Mike Link and Kate Crowley took a 1,555 mile walk two years ago. Around Lake Superior. For 5 months. As close to the shore as possible the entire way. Why? To explore, to meet people, to gather environmental information, and to call attention to the needs of, and the concerns for, the lake. In their book, as was the case in the interviews and presentations they gave throughout their walk, their message about fresh water and Lake Superior, their concern for the future, is delivered in the context of a story, the story of a walk around a lake. A big part of the story is the sharing of the stories of people they met.
The idea started out as a whim, but the journey became a passion for the 60+-year-old couple. Link was retiring after nearly 40 years with the Audubon Center of the North Woods. “Think of it,” they say, “as lassoing a dream and creating the perfect summation for your career and life.” The purpose of their adventure? To learn, to teach, to research, to observe, and to record.

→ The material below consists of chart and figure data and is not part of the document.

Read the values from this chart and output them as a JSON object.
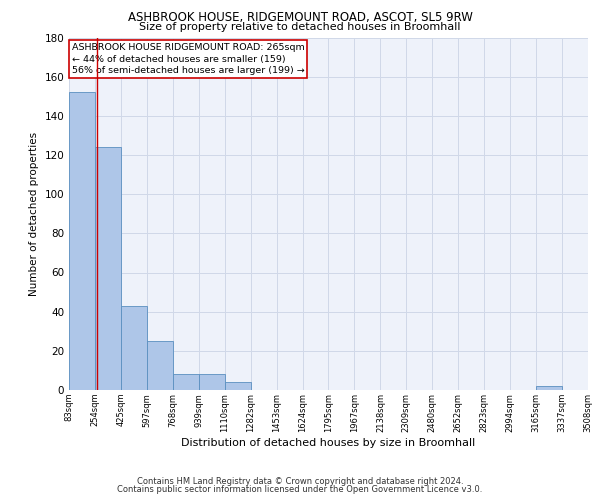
{
  "title1": "ASHBROOK HOUSE, RIDGEMOUNT ROAD, ASCOT, SL5 9RW",
  "title2": "Size of property relative to detached houses in Broomhall",
  "xlabel": "Distribution of detached houses by size in Broomhall",
  "ylabel": "Number of detached properties",
  "annotation_title": "ASHBROOK HOUSE RIDGEMOUNT ROAD: 265sqm",
  "annotation_line2": "← 44% of detached houses are smaller (159)",
  "annotation_line3": "56% of semi-detached houses are larger (199) →",
  "property_line_x": 265,
  "bar_edges": [
    83,
    254,
    425,
    597,
    768,
    939,
    1110,
    1282,
    1453,
    1624,
    1795,
    1967,
    2138,
    2309,
    2480,
    2652,
    2823,
    2994,
    3165,
    3337,
    3508
  ],
  "bar_values": [
    152,
    124,
    43,
    25,
    8,
    8,
    4,
    0,
    0,
    0,
    0,
    0,
    0,
    0,
    0,
    0,
    0,
    0,
    2,
    0,
    0
  ],
  "bar_color": "#aec6e8",
  "bar_edge_color": "#5a8fc0",
  "grid_color": "#d0d8e8",
  "background_color": "#eef2fa",
  "vline_color": "#cc0000",
  "footer1": "Contains HM Land Registry data © Crown copyright and database right 2024.",
  "footer2": "Contains public sector information licensed under the Open Government Licence v3.0.",
  "ylim": [
    0,
    180
  ],
  "yticks": [
    0,
    20,
    40,
    60,
    80,
    100,
    120,
    140,
    160,
    180
  ]
}
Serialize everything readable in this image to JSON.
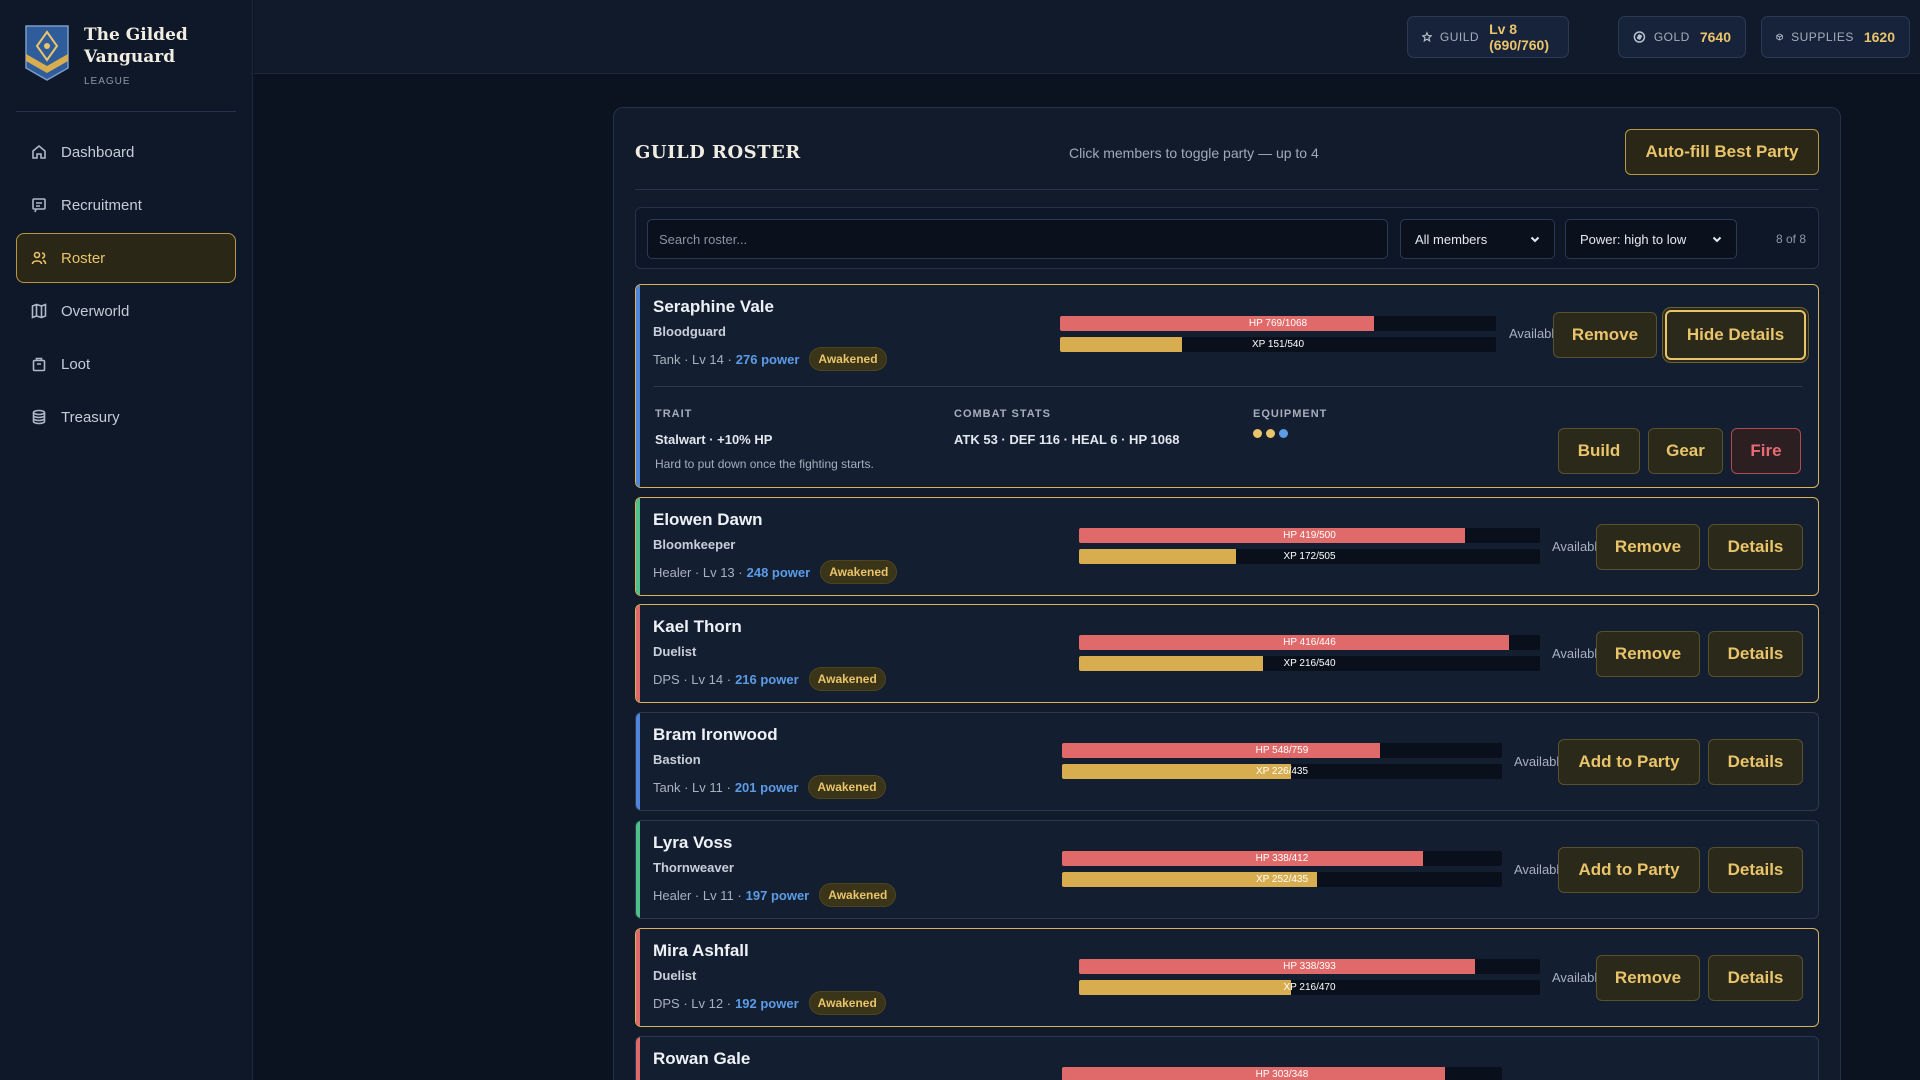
{
  "brand": {
    "title": "The Gilded Vanguard",
    "subtitle": "LEAGUE"
  },
  "nav": [
    {
      "label": "Dashboard",
      "icon": "home-icon",
      "active": false
    },
    {
      "label": "Recruitment",
      "icon": "recruit-icon",
      "active": false
    },
    {
      "label": "Roster",
      "icon": "users-icon",
      "active": true
    },
    {
      "label": "Overworld",
      "icon": "map-icon",
      "active": false
    },
    {
      "label": "Loot",
      "icon": "bag-icon",
      "active": false
    },
    {
      "label": "Treasury",
      "icon": "coins-icon",
      "active": false
    }
  ],
  "topbar": {
    "guild_label": "GUILD",
    "guild_value": "Lv 8 (690/760)",
    "gold_label": "GOLD",
    "gold_value": "7640",
    "supplies_label": "SUPPLIES",
    "supplies_value": "1620"
  },
  "roster": {
    "title": "GUILD ROSTER",
    "hint": "Click members to toggle party — up to 4",
    "autofill_label": "Auto-fill Best Party",
    "search_placeholder": "Search roster...",
    "filter_selected": "All members",
    "sort_selected": "Power: high to low",
    "count_text": "8 of 8"
  },
  "colors": {
    "accent": "#e9c46a",
    "tank": "#4f86d9",
    "healer": "#4fc08a",
    "dps": "#e06a6a"
  },
  "members": [
    {
      "name": "Seraphine Vale",
      "class": "Bloodguard",
      "role": "Tank",
      "level": "Lv 14",
      "power": "276 power",
      "badge": "Awakened",
      "hp_text": "HP 769/1068",
      "hp_frac": 0.72,
      "xp_text": "XP 151/540",
      "xp_frac": 0.28,
      "status": "Available",
      "primary_action": "Remove",
      "details_action": "Hide Details",
      "in_party": true,
      "details": {
        "trait_label": "TRAIT",
        "trait_name": "Stalwart · +10% HP",
        "trait_desc": "Hard to put down once the fighting starts.",
        "stats_label": "COMBAT STATS",
        "stats": "ATK 53 · DEF 116 · HEAL 6 · HP 1068",
        "equip_label": "EQUIPMENT",
        "equipment_dots": [
          "#e9c46a",
          "#e9c46a",
          "#5c9ce6"
        ],
        "build_label": "Build",
        "gear_label": "Gear",
        "fire_label": "Fire"
      }
    },
    {
      "name": "Elowen Dawn",
      "class": "Bloomkeeper",
      "role": "Healer",
      "level": "Lv 13",
      "power": "248 power",
      "badge": "Awakened",
      "hp_text": "HP 419/500",
      "hp_frac": 0.838,
      "xp_text": "XP 172/505",
      "xp_frac": 0.341,
      "status": "Available",
      "primary_action": "Remove",
      "details_action": "Details",
      "in_party": true
    },
    {
      "name": "Kael Thorn",
      "class": "Duelist",
      "role": "DPS",
      "level": "Lv 14",
      "power": "216 power",
      "badge": "Awakened",
      "hp_text": "HP 416/446",
      "hp_frac": 0.933,
      "xp_text": "XP 216/540",
      "xp_frac": 0.4,
      "status": "Available",
      "primary_action": "Remove",
      "details_action": "Details",
      "in_party": true
    },
    {
      "name": "Bram Ironwood",
      "class": "Bastion",
      "role": "Tank",
      "level": "Lv 11",
      "power": "201 power",
      "badge": "Awakened",
      "hp_text": "HP 548/759",
      "hp_frac": 0.722,
      "xp_text": "XP 226/435",
      "xp_frac": 0.52,
      "status": "Available",
      "primary_action": "Add to Party",
      "details_action": "Details",
      "in_party": false
    },
    {
      "name": "Lyra Voss",
      "class": "Thornweaver",
      "role": "Healer",
      "level": "Lv 11",
      "power": "197 power",
      "badge": "Awakened",
      "hp_text": "HP 338/412",
      "hp_frac": 0.82,
      "xp_text": "XP 252/435",
      "xp_frac": 0.579,
      "status": "Available",
      "primary_action": "Add to Party",
      "details_action": "Details",
      "in_party": false
    },
    {
      "name": "Mira Ashfall",
      "class": "Duelist",
      "role": "DPS",
      "level": "Lv 12",
      "power": "192 power",
      "badge": "Awakened",
      "hp_text": "HP 338/393",
      "hp_frac": 0.86,
      "xp_text": "XP 216/470",
      "xp_frac": 0.46,
      "status": "Available",
      "primary_action": "Remove",
      "details_action": "Details",
      "in_party": true
    },
    {
      "name": "Rowan Gale",
      "hp_text": "HP 303/348",
      "hp_frac": 0.87
    }
  ]
}
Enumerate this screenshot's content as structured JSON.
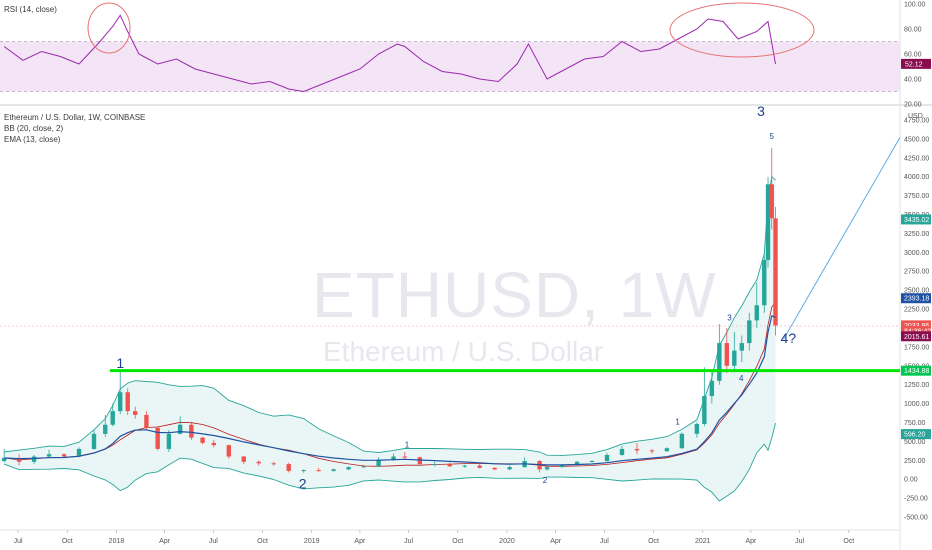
{
  "rsi_panel": {
    "title": "RSI (14, close)",
    "ticks": [
      "100.00",
      "80.00",
      "60.00",
      "40.00",
      "20.00"
    ],
    "current_label": "52.12",
    "current_value": 52.12,
    "band_upper": 70,
    "band_lower": 30,
    "line_color": "#9c27b0",
    "band_color": "#f3e5f5"
  },
  "main_panel": {
    "symbol_title": "Ethereum / U.S. Dollar, 1W, COINBASE",
    "bb_label": "BB (20, close, 2)",
    "ema_label": "EMA (13, close)",
    "currency": "USD",
    "watermark_main": "ETHUSD, 1W",
    "watermark_sub": "Ethereum / U.S. Dollar",
    "price_ticks": [
      "4750.00",
      "4500.00",
      "4250.00",
      "4000.00",
      "3750.00",
      "3500.00",
      "3250.00",
      "3000.00",
      "2750.00",
      "2500.00",
      "2250.00",
      "2000.00",
      "1750.00",
      "1500.00",
      "1250.00",
      "1000.00",
      "750.00",
      "500.00",
      "250.00",
      "0.00",
      "-250.00",
      "-500.00"
    ],
    "price_tags": [
      {
        "label": "3435.02",
        "value": 3435.02,
        "color": "#26a69a"
      },
      {
        "label": "2393.18",
        "value": 2393.18,
        "color": "#1e53a5"
      },
      {
        "label": "2033.96",
        "value": 2033.96,
        "color": "#ef5350"
      },
      {
        "label": "84:36:42",
        "value": 1960,
        "color": "#ef5350"
      },
      {
        "label": "2015.61",
        "value": 1890,
        "color": "#880e4f"
      },
      {
        "label": "1434.88",
        "value": 1434.88,
        "color": "#00c853"
      },
      {
        "label": "596.20",
        "value": 596.2,
        "color": "#26a69a"
      }
    ],
    "green_level": 1434.88,
    "colors": {
      "up": "#26a69a",
      "down": "#ef5350",
      "bb": "#26a69a",
      "bb_fill": "#e0f2f1",
      "ema": "#1e53a5",
      "green": "#00e600",
      "trend": "#4fa3e0"
    }
  },
  "wave_labels": [
    {
      "text": "1",
      "x": "2018-01-08",
      "y": 1470,
      "size": "big"
    },
    {
      "text": "2",
      "x": "2018-12-15",
      "y": -120,
      "size": "big"
    },
    {
      "text": "3",
      "x": "2021-04-20",
      "y": 4800,
      "size": "big"
    },
    {
      "text": "4?",
      "x": "2021-06-10",
      "y": 1800,
      "size": "big"
    },
    {
      "text": "1",
      "x": "2019-06-28",
      "y": 420,
      "size": "small"
    },
    {
      "text": "2",
      "x": "2020-03-12",
      "y": -50,
      "size": "small"
    },
    {
      "text": "3",
      "x": "2021-02-20",
      "y": 2100,
      "size": "small"
    },
    {
      "text": "4",
      "x": "2021-03-14",
      "y": 1300,
      "size": "small"
    },
    {
      "text": "5",
      "x": "2021-05-10",
      "y": 4500,
      "size": "small"
    },
    {
      "text": "1",
      "x": "2020-11-15",
      "y": 720,
      "size": "small"
    }
  ],
  "time_axis": [
    "Jul",
    "Oct",
    "2018",
    "Apr",
    "Jul",
    "Oct",
    "2019",
    "Apr",
    "Jul",
    "Oct",
    "2020",
    "Apr",
    "Jul",
    "Oct",
    "2021",
    "Apr",
    "Jul",
    "Oct"
  ],
  "chart_data": [
    {
      "type": "line",
      "title": "RSI (14, close)",
      "ylim": [
        20,
        100
      ],
      "x": [
        "2017-06-05",
        "2017-07-10",
        "2017-08-14",
        "2017-09-18",
        "2017-10-23",
        "2017-11-27",
        "2017-12-25",
        "2018-01-08",
        "2018-01-22",
        "2018-02-12",
        "2018-03-19",
        "2018-04-23",
        "2018-05-28",
        "2018-07-02",
        "2018-08-06",
        "2018-09-10",
        "2018-10-15",
        "2018-11-19",
        "2018-12-17",
        "2019-01-21",
        "2019-02-25",
        "2019-04-01",
        "2019-05-06",
        "2019-06-10",
        "2019-06-24",
        "2019-07-29",
        "2019-09-02",
        "2019-10-07",
        "2019-11-11",
        "2019-12-16",
        "2020-01-20",
        "2020-02-10",
        "2020-03-16",
        "2020-04-20",
        "2020-05-25",
        "2020-06-29",
        "2020-08-03",
        "2020-09-07",
        "2020-10-12",
        "2020-11-16",
        "2020-12-21",
        "2021-01-11",
        "2021-02-08",
        "2021-03-08",
        "2021-04-12",
        "2021-05-03",
        "2021-05-17"
      ],
      "values": [
        66,
        55,
        62,
        58,
        52,
        68,
        82,
        91,
        78,
        60,
        52,
        56,
        48,
        44,
        40,
        36,
        38,
        32,
        30,
        36,
        42,
        48,
        60,
        68,
        66,
        54,
        46,
        44,
        40,
        38,
        52,
        68,
        40,
        48,
        56,
        58,
        70,
        62,
        64,
        72,
        80,
        88,
        86,
        72,
        78,
        86,
        52
      ]
    },
    {
      "type": "candlestick",
      "title": "Ethereum / U.S. Dollar, 1W, COINBASE",
      "ylim": [
        -600,
        4800
      ],
      "x": [
        "2017-06-05",
        "2017-07-03",
        "2017-07-31",
        "2017-08-28",
        "2017-09-25",
        "2017-10-23",
        "2017-11-20",
        "2017-12-11",
        "2017-12-25",
        "2018-01-08",
        "2018-01-22",
        "2018-02-05",
        "2018-02-26",
        "2018-03-19",
        "2018-04-09",
        "2018-04-30",
        "2018-05-21",
        "2018-06-11",
        "2018-07-02",
        "2018-07-30",
        "2018-08-27",
        "2018-09-24",
        "2018-10-22",
        "2018-11-19",
        "2018-12-17",
        "2019-01-14",
        "2019-02-11",
        "2019-03-11",
        "2019-04-08",
        "2019-05-06",
        "2019-06-03",
        "2019-06-24",
        "2019-07-22",
        "2019-08-19",
        "2019-09-16",
        "2019-10-14",
        "2019-11-11",
        "2019-12-09",
        "2020-01-06",
        "2020-02-03",
        "2020-03-02",
        "2020-03-16",
        "2020-04-13",
        "2020-05-11",
        "2020-06-08",
        "2020-07-06",
        "2020-08-03",
        "2020-08-31",
        "2020-09-28",
        "2020-10-26",
        "2020-11-23",
        "2020-12-21",
        "2021-01-04",
        "2021-01-18",
        "2021-02-01",
        "2021-02-15",
        "2021-03-01",
        "2021-03-15",
        "2021-03-29",
        "2021-04-12",
        "2021-04-26",
        "2021-05-03",
        "2021-05-10",
        "2021-05-17"
      ],
      "open": [
        240,
        280,
        230,
        300,
        330,
        300,
        400,
        600,
        720,
        900,
        1150,
        900,
        850,
        680,
        400,
        600,
        720,
        550,
        480,
        450,
        300,
        230,
        210,
        200,
        110,
        120,
        110,
        130,
        160,
        170,
        260,
        300,
        290,
        200,
        200,
        170,
        180,
        150,
        130,
        160,
        240,
        130,
        160,
        190,
        230,
        240,
        320,
        400,
        380,
        370,
        410,
        600,
        730,
        1100,
        1300,
        1800,
        1500,
        1700,
        1800,
        2100,
        2300,
        2900,
        3900,
        3450
      ],
      "close": [
        280,
        230,
        300,
        330,
        300,
        400,
        600,
        720,
        900,
        1150,
        900,
        850,
        680,
        400,
        600,
        720,
        550,
        480,
        450,
        300,
        230,
        210,
        200,
        110,
        120,
        110,
        130,
        160,
        170,
        260,
        300,
        290,
        200,
        200,
        170,
        180,
        150,
        130,
        160,
        240,
        130,
        160,
        190,
        230,
        240,
        320,
        400,
        380,
        370,
        410,
        600,
        730,
        1100,
        1300,
        1800,
        1500,
        1700,
        1800,
        2100,
        2300,
        2900,
        3900,
        3450,
        2033.96
      ],
      "high": [
        400,
        330,
        320,
        390,
        340,
        420,
        650,
        850,
        1000,
        1420,
        1200,
        960,
        900,
        700,
        650,
        830,
        760,
        560,
        520,
        460,
        310,
        250,
        230,
        220,
        130,
        150,
        140,
        170,
        190,
        290,
        340,
        360,
        300,
        230,
        220,
        190,
        200,
        160,
        180,
        290,
        250,
        170,
        200,
        240,
        250,
        350,
        440,
        480,
        400,
        420,
        620,
        750,
        1480,
        1450,
        2050,
        2000,
        1950,
        1900,
        2200,
        2600,
        3000,
        4000,
        4380,
        3600
      ],
      "low": [
        220,
        180,
        200,
        280,
        280,
        290,
        390,
        560,
        700,
        860,
        850,
        800,
        650,
        380,
        360,
        590,
        520,
        460,
        420,
        270,
        200,
        180,
        180,
        90,
        85,
        100,
        100,
        120,
        150,
        160,
        240,
        270,
        190,
        170,
        160,
        150,
        140,
        120,
        120,
        150,
        90,
        110,
        150,
        180,
        220,
        230,
        310,
        330,
        340,
        360,
        400,
        550,
        700,
        1000,
        1250,
        1400,
        1450,
        1550,
        1700,
        2000,
        2200,
        2800,
        3300,
        1900
      ]
    }
  ]
}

Why Lake Superior? For one thing, it holds 10 percent of all the fresh water on the surface of the earth and preserving that heritage is crucial to them as naturalists. Along the way, the authors set an example for their grandchildren and generations to come — an important intention for them. They also surveyed 570 people, monitored their dietary and health status, and videotaped folks sharing their feelings and concerns about the Big Lake. They took 300 point samples, one roughly every 3 miles of shoreline, gathering GPS waypoints, taking photographs in the four cardinal directions, and writing field notes to compile data they shared with a number of academic institutions.
Photographs abound in this engaging story that is part personal journal, part investigative journalism.